Una “prova” di tutto ciò sta nella prolifica stagione di M&A (fusioni e acquisizioni) e buyback che stiamo vivendo: l’abbondanza di denaro incentiva le grandi aziende a fondersi e a comprare i rivali, riducendo la concorrenza, anche in settori ormai abbondantemente “maturi” (lo scorso anno abbiamo visto AT&T fondersi con Time Warner, e prima Bayer si è comprata Monsanto). L’abbondanza di denaro facilita anche i buyback: e operazioni con cui le aziende usano il capitale in eccesso per comprare le loro stesse azioni per poi cancellarle, facendone salire il prezzo. Uno strumento di ulteriore disuguaglianza perché, a quanto pare, recentemente sta diventando frequente che quando le aziende decidono di comprare le loro azioni, siano i manager della stessa azienda a vendere e incassare.
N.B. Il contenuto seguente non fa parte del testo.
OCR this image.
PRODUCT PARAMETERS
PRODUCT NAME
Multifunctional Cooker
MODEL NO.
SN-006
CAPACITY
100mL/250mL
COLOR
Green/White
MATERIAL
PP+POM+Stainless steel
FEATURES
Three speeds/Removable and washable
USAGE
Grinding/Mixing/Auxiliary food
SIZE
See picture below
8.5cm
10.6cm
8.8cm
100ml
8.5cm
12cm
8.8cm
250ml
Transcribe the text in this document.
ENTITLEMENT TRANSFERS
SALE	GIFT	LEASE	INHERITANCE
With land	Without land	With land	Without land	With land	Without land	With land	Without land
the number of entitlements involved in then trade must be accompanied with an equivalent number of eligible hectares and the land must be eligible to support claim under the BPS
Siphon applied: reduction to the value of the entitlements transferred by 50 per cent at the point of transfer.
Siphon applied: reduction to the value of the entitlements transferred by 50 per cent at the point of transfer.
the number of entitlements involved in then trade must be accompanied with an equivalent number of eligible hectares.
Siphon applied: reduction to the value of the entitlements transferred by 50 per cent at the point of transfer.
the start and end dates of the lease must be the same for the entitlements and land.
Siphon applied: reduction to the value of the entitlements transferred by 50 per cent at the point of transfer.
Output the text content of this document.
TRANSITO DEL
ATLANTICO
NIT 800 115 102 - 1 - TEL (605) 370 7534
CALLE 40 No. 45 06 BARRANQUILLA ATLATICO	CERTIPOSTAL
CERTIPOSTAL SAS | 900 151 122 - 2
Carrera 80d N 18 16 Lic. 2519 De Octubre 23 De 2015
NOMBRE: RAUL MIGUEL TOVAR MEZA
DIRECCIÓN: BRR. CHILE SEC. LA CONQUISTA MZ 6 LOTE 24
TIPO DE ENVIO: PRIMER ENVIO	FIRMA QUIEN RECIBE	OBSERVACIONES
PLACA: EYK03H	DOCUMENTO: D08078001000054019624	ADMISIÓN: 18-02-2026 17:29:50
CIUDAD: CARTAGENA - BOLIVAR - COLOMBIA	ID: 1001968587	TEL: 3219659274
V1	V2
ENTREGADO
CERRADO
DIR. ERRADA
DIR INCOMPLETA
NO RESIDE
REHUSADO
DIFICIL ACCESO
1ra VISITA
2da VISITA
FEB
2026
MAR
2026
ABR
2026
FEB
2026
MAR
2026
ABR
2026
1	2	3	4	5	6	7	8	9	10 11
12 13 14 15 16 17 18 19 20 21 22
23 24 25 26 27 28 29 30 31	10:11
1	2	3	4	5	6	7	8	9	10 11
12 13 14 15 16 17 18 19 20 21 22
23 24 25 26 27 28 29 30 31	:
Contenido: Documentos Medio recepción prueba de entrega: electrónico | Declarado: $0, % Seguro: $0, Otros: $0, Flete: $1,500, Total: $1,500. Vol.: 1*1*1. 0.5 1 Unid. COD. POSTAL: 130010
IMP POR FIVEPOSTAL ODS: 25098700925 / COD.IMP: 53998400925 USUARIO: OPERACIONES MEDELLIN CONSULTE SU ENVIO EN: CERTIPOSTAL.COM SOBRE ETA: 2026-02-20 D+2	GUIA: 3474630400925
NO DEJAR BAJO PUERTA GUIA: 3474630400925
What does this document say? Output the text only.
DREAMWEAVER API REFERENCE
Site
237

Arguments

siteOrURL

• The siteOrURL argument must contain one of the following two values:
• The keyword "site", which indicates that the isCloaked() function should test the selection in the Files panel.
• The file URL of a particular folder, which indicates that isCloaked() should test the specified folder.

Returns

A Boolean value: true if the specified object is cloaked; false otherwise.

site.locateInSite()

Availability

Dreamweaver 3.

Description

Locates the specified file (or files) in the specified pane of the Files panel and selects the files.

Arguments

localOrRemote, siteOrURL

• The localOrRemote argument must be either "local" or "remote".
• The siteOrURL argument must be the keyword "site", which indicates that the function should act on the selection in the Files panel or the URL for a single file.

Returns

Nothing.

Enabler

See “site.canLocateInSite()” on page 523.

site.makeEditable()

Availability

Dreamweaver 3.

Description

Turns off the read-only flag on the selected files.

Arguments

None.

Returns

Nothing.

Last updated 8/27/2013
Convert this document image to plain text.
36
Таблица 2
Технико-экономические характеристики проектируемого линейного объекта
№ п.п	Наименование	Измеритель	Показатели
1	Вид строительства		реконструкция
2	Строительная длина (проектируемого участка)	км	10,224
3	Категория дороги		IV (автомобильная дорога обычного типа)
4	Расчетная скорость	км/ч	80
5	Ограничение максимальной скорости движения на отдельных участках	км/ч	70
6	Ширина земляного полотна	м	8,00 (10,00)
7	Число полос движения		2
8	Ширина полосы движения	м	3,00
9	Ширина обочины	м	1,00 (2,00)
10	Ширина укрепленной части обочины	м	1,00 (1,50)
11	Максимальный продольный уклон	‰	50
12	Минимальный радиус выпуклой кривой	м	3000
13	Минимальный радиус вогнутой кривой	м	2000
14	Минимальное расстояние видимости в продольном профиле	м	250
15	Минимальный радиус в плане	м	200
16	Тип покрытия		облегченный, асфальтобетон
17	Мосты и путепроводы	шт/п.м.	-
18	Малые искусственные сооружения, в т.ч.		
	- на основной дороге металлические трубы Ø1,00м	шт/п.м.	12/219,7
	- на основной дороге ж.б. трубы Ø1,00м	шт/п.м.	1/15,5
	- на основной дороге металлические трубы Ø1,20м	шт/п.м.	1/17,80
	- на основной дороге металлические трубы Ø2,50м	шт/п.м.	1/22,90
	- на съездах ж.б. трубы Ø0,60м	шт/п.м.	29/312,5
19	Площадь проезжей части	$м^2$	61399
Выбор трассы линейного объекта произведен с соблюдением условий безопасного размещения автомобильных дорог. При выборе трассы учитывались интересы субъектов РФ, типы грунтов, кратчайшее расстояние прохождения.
Tanto che l’opposizione dei democratici, nel Congresso americano, sta chiedendo a gran voce di regolamentare e vigilare in maniera più stretta i buyback.

Ma esattamente come si fatica a rinunciare all’effetto dopante delle politiche monetarie accomodanti, allo stesso modo le tenuta delle Borse dipende dal sostegno continuo dei buyback. Dal 2010, infatti, i buyback sono stati, costantemente, la più grande fonte di domanda azionaria negli Stati Uniti. Senza i buyback assisteremmo a un clamoroso calo di compratori sui mercati azionari, oltre a un peggioramento di diversi indicatori: i buyback servono a cancellare azioni e la cancellazione di azioni fa aumentare gli utili per azione e migliora il rapporto fra prezzo e utili. L’interrogativo che diventa necessario porsi, però è: quando ci si accorge che il livello di dipendenza dagli artifici monetari supera ogni soglia di buonsenso, non sarebbe opportuno avviare una faticosa ma salutare “disintossicazione”?